Portanto, é necessário “reconhecer nossa responsabilidade sobre essa crise. Só
conseguiremos reerguer as forças do outro mundo possível e enfrentar o neoliberalismo
se reconhecermos nossos erros, fizermos uma reflexão sincera sobre eles e construirmos
outras formas de dar legitimidade às nossas ações. Se não conseguirmos mudar, haverá
muito poucos conosco” (GRAJEW, 2016). Além disso, aponta-se a necessidade de
incorporação de novos sujeitos políticos, como os jovens secundaristas que ocuparam
escolas.
Também é necessário fazer a articulação entre as questões internas do Fórum Social
Mundial e a onda de eleições de governos progressistas, principalmente na América
Latina, na primeira década dos anos 2000. Nesse sentido, Nalu Faria, da Marcha Mundial
das Mulheres afirma que “não podemos desvincular nossas questões dos impasses,
conflitos e limites que esses governos tiveram, e que agora estão implicando nas derrotas
que estamos tendo na região.

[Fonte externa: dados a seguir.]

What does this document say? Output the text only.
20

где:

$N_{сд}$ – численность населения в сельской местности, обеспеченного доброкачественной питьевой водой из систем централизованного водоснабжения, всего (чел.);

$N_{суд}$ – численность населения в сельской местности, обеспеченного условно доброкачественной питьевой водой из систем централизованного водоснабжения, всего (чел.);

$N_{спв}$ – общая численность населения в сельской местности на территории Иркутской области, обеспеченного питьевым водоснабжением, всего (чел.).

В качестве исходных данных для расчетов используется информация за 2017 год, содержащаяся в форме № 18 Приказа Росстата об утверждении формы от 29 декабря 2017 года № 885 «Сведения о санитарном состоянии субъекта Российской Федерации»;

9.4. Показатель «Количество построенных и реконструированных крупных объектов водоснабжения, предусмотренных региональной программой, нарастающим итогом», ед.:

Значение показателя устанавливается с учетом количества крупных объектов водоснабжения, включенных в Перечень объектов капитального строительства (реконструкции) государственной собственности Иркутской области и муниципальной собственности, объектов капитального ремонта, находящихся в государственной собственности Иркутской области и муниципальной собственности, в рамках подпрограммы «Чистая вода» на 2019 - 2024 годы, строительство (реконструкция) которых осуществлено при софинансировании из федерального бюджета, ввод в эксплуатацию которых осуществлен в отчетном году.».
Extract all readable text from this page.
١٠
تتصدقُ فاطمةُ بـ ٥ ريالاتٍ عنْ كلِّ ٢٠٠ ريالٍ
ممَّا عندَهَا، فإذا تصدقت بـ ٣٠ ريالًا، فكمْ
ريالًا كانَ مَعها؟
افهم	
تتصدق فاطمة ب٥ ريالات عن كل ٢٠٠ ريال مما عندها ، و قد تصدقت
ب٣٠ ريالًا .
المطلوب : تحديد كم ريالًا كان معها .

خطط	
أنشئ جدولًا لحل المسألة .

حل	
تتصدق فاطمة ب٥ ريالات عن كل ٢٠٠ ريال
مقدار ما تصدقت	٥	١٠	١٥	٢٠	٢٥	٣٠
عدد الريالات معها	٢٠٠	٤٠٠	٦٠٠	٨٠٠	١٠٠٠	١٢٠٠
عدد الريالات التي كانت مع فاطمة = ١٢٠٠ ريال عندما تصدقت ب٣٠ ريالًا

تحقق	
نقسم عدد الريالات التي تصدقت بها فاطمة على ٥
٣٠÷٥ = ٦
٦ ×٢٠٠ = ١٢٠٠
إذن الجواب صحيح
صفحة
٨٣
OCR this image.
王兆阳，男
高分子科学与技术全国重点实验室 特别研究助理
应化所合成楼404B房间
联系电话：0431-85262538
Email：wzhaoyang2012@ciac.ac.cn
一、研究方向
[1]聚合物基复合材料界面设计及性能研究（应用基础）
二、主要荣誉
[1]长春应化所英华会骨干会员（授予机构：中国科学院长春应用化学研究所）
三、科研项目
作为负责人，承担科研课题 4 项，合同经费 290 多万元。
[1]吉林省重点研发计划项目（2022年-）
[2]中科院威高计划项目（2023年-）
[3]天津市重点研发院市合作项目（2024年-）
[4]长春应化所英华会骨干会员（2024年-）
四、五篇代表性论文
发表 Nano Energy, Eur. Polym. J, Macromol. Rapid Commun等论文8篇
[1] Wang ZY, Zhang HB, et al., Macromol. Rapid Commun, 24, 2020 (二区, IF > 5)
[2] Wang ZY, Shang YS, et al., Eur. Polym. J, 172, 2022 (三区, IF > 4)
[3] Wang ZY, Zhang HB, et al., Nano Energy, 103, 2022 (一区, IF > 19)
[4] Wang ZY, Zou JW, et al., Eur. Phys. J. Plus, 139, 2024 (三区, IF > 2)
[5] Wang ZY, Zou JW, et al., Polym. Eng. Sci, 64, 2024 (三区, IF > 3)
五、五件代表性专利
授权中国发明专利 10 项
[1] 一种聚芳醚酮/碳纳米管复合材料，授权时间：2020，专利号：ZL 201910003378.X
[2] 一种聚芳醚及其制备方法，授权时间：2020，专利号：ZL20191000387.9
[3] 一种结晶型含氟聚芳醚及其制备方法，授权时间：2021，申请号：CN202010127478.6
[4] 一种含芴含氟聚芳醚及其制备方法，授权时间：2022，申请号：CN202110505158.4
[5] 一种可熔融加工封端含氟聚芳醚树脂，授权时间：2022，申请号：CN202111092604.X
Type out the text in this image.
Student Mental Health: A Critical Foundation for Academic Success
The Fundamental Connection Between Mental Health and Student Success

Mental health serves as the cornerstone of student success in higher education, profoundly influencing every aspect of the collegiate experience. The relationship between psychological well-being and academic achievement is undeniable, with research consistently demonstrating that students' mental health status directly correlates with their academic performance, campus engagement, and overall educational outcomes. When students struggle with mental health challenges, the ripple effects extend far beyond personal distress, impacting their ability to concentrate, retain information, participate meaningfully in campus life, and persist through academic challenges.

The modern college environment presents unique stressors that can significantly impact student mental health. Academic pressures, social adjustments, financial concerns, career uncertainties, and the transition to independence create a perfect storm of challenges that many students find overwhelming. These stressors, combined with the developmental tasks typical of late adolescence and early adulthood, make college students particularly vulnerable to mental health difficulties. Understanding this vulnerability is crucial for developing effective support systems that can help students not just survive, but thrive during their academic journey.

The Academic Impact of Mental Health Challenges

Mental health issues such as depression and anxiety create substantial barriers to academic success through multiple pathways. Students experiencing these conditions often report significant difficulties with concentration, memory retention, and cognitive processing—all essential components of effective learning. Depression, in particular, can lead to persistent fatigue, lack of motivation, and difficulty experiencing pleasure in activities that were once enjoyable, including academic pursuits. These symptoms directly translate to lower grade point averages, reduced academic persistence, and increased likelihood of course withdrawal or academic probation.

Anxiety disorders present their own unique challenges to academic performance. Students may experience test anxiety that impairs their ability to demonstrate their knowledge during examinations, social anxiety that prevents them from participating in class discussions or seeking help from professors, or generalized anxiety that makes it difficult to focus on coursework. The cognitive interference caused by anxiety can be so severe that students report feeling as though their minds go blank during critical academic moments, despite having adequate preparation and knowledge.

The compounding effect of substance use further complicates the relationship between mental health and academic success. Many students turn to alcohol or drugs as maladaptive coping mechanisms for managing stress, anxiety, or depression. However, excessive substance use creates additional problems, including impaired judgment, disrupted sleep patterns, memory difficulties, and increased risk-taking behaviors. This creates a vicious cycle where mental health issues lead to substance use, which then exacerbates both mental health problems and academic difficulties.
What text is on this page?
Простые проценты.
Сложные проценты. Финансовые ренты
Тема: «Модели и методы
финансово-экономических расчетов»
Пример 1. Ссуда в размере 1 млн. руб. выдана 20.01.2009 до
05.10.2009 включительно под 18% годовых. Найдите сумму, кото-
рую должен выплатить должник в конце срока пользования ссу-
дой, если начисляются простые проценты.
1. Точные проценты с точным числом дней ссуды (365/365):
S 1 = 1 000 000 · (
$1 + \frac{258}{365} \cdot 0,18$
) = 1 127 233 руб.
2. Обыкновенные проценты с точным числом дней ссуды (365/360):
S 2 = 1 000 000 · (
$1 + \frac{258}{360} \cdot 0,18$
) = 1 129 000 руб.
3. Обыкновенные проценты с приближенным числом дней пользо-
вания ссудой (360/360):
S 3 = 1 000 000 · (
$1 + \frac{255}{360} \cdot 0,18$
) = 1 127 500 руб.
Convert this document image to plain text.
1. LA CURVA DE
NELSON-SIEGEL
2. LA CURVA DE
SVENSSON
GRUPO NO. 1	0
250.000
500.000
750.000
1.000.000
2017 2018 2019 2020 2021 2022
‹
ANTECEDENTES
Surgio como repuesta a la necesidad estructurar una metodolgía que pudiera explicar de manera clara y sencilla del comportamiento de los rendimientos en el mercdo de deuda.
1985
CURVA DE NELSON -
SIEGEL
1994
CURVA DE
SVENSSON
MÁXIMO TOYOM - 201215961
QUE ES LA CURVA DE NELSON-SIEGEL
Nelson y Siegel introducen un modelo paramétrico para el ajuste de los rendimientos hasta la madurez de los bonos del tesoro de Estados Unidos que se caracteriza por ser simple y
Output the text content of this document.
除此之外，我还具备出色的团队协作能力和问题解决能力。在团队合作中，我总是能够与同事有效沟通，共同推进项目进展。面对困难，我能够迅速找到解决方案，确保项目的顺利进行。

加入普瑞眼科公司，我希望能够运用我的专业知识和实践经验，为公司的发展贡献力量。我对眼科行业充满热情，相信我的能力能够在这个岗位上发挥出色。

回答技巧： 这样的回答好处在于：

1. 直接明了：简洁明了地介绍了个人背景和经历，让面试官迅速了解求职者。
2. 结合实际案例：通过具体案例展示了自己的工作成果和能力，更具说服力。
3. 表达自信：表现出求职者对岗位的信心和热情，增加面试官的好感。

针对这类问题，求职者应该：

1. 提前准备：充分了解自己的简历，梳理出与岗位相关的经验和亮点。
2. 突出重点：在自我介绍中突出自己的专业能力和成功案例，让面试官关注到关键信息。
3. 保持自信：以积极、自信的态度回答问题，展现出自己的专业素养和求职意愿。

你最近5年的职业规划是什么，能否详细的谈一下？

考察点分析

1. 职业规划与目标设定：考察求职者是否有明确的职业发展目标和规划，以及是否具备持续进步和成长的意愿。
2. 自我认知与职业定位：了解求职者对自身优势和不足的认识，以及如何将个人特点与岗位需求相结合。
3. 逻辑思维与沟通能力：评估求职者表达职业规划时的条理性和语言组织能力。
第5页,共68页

Tais impasses são fruto de uma relação contraditória desses
governos com a ordem geral capitalista, que se utilizou das ferramentas do capital para
implementar uma série de políticas públicas” (FARIA, 2016).
Para não cometer injustiças com o Fórum Social Mundial, é necessário ressaltar que o seu
legado como articulador de uma proposta de globalização contra hegemônica ainda está
por ser avaliado, e é possível que os frutos sejam colhidos por muitos anos. Ainda que a
relação não seja direta, pode-se tecer a relação entre o FSM e diversas movimentações
políticas que ocorreram ao redor do mundo, como o Occupy Wall Street; a Primavera
Árabe; a criação dos partidos Podemos e Syriza, na Espanha e na Grécia, respectivamente;
as Jornadas de Junho no Brasil, protagonizadas pelo Movimento Passe Livre; as
ocupações de escolas por estudantes secundaristas; e o Nuit Debout, na França.
Dada a dimensão dos impasses internos ao Fórum Social Mundial, uma das questões
sobre a qual as entidades organizadoras devem se debruçar é a possibilidade de
encerramento do ciclo do Fórum. Até agora foram 17 anos de grandes inovações políticas,
seja em termos teóricos, seja em termos práticos. Talvez o legado deixado já baste e o
Fórum Social Mundial seja uma estrela que se apaga.